Considering PlayStation VR released after both Oculus Rift and HTC Vive, it was inevitable that games would slowly make their way onto the only virtual reality platform for console owners. The Bellows on PlayStation VR is based on the recently reimagined version of the game, designed for HTC Vive. The Bellows was developed to scare you, your family and anyone that you share the experience with, however, it comes at a price. Although it is broken into two separate parts, The Bellows can be completed in a matter of minutes; literally, you’ll have seen everything the game has to offer in 15-20 minutes. Although the term experience has become overused in the industry, The Bellows is certainly more of an experience than a game, having more in common with a Haunted House ride at an amusement park than anything else.
On the PlayStation VR, The Bellows gives you the option of playing the game with a DualShock 4, or dual PlayStation Move controllers. Arguably you’ll have a much better time when using the Move controllers to move your in-game floating hands independently. In the first area of the game, we find our protagonist alone in a haunted house of sorts. The lights go out soon after venturing into the hallway, presenting a handheld lantern to guide your way through the darkened corridors. Books may suddenly shoot out in front of you; furniture rearranges itself; paintings fall from walls, all of the cliche things you can think of while making your way through a haunted house will occur. Without using any teleportation for movement, you utilize buttons on the controllers to move forward, as well as turn in set increments. The Bellows defaults to adding blacked out areas around your centered view when moving to help alleviate any motion sickness, but I felt fine with the option turned off. I found it make the game almost impossible to navigate through when turned on, as it makes an already dark game even darker, and not in a good way. The game certainly preys on psychological fears, but there are moments that climax with unholy imagery flashing before your eyes.

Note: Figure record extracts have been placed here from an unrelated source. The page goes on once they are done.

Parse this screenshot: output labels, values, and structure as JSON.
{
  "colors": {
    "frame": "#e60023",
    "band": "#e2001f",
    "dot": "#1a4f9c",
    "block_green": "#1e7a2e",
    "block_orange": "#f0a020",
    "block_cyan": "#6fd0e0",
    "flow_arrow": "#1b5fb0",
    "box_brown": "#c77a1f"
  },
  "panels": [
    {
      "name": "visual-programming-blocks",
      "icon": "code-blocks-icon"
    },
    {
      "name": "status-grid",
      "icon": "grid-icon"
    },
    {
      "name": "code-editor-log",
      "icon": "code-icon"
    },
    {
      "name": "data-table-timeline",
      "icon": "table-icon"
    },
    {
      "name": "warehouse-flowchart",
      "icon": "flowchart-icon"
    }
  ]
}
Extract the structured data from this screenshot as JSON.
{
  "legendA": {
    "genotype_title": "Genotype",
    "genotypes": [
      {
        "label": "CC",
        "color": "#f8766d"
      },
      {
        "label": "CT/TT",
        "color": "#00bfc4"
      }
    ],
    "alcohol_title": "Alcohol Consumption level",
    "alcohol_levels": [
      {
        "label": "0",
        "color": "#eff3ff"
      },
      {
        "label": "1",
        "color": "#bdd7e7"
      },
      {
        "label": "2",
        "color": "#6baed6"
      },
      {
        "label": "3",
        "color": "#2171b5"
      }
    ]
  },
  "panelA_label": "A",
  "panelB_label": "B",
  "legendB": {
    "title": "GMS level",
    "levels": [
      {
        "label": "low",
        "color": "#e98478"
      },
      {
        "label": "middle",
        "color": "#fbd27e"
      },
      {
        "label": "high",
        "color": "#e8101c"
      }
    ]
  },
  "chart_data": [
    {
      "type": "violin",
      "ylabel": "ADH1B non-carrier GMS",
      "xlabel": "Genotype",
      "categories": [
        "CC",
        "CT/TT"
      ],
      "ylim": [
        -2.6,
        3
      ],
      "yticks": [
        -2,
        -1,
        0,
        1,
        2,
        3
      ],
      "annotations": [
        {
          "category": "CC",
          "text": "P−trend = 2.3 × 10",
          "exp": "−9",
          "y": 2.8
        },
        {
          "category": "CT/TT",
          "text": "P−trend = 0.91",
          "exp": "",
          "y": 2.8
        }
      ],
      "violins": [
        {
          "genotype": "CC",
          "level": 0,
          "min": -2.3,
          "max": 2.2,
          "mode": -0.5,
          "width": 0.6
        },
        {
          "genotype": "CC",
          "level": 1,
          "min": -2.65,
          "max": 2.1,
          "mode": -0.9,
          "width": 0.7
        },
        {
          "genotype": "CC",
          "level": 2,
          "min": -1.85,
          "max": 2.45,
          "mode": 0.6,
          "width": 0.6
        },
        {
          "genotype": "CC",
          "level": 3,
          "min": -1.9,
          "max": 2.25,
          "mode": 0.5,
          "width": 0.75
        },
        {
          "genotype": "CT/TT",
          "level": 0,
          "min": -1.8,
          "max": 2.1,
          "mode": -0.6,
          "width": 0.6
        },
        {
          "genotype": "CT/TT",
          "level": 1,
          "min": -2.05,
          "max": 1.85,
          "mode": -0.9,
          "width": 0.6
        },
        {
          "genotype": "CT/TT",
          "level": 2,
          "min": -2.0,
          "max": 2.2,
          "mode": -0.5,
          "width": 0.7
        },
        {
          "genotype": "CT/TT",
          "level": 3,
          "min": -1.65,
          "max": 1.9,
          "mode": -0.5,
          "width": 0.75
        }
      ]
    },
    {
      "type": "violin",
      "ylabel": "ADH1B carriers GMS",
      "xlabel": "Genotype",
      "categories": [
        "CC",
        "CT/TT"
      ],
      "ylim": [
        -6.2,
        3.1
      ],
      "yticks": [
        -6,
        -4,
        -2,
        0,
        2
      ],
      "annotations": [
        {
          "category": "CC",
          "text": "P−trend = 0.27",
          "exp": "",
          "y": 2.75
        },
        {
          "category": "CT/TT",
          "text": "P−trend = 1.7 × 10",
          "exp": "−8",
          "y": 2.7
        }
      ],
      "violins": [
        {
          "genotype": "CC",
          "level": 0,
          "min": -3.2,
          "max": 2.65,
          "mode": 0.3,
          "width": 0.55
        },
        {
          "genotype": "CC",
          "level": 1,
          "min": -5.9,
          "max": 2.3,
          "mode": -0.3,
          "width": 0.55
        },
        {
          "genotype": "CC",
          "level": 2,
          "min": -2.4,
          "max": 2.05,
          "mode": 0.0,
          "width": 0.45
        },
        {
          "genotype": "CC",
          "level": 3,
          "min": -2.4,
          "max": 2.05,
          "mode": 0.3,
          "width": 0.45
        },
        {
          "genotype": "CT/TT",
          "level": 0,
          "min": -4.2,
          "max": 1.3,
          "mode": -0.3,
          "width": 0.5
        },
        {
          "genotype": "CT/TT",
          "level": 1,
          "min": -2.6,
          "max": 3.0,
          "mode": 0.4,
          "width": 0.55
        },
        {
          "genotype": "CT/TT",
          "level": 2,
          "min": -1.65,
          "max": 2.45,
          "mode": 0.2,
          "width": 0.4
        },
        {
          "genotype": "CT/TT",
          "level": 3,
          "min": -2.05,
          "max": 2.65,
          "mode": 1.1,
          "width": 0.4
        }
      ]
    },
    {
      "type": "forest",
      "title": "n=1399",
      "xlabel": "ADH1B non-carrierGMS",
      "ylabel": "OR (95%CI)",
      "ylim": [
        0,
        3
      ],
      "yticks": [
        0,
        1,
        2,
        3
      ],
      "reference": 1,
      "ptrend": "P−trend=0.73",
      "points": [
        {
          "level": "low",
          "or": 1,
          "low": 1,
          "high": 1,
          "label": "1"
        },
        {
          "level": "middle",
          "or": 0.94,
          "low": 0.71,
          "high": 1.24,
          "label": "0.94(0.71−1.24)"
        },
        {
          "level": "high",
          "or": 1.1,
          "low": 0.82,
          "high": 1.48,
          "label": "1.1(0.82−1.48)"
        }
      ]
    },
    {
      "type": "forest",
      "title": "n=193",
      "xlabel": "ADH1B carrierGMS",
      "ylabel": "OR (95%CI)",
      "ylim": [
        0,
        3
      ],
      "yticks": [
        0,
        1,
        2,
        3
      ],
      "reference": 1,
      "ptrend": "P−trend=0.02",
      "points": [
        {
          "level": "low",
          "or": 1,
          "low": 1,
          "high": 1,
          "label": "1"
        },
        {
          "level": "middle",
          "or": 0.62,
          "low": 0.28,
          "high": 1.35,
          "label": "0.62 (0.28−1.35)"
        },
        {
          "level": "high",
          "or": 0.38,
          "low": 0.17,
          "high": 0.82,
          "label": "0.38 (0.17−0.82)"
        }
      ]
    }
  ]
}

The second area in the game takes you from an abandoned mansion to a decrepit hospital, which such so happens to be one of my favorite places for horror movies/games to take place. There is just something about the paint peeling corridors and rusted medical equipment that frightens me. The Bellow disappoints in that regard, as I felt more like I was on an amusement park ride than anything else. The interaction between yourself and the environment is non-existent, outside of things that you must do to progress through the narrative. I never had the exhalation or fear to explore either location. Objects can’t be picked up and examined, but there are no hidden audio logs, diary entries, etc. or anything meaningful of that nature. It’s a neat concept that the developers need to expand upon in the future.
For the price of a cup of coffee, Castle Steps provides a 15-minute amusement park quality ride through two separate haunted locations. I enjoyed the ghost-filled manor much more than the abandoned hospital, but both desperately need more player interaction. The candle-burning lantern provides you with minimal light in the darkened corridors, but outside of opening some doors or pulling a lever, you’ll spend your time watching.Note: The Bellows was reviewed on PlayStation VR. A digital copy of the game was provided by the publisher/developer.